When speech ends, do not snap all morph targets to zero. Instead, set the target state to all zeros and let the lerp smoothing handle the transition over the next several frames. This creates a natural mouth-closing motion over roughly 200 milliseconds. Detect speech end either from the audio source's ended event, from reaching the end of the viseme timeline, or from the AnalyserNode reporting silence (RMS below a threshold) for more than 100 milliseconds.
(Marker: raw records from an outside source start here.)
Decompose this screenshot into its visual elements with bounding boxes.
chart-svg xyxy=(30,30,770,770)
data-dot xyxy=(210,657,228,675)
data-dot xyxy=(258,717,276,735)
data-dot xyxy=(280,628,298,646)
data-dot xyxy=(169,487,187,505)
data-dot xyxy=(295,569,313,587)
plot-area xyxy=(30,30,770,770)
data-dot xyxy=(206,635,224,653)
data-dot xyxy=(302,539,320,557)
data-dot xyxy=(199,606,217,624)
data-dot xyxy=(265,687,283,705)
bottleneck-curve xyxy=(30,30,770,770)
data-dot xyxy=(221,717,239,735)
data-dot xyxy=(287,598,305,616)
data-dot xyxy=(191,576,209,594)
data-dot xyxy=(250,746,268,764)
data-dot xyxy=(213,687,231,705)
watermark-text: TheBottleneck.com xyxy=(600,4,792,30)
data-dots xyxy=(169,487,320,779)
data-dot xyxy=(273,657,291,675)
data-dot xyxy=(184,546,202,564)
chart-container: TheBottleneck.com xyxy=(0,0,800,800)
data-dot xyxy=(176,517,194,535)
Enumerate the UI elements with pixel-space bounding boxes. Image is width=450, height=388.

For characters at a distance from the camera, switch to a simpler amplitude-based system. Compute the RMS volume from the AnalyserNode time-domain data each frame: sum the squared differences from 128 (the zero-crossing for unsigned byte data), take the square root of the average, and normalize to a 0 to 1 range. Use this value to drive a single jawOpen morph target. This looks adequate at distances where the player cannot see detailed mouth shapes, and it saves the CPU work of full viseme calculation. Use the camera distance to the character as the threshold, switching from full visemes to amplitude mode at a configurable distance, typically 5 to 10 meters in game units.
Three.js lip sync revolves around writing correct values to morphTargetInfluences at the right time. The morphTargetDictionary gives you the name-to-index mapping, the AnalyserNode or a pre-computed timeline gives you the timing, and lerp smoothing makes the transitions natural. Everything else is tuning and edge-case handling.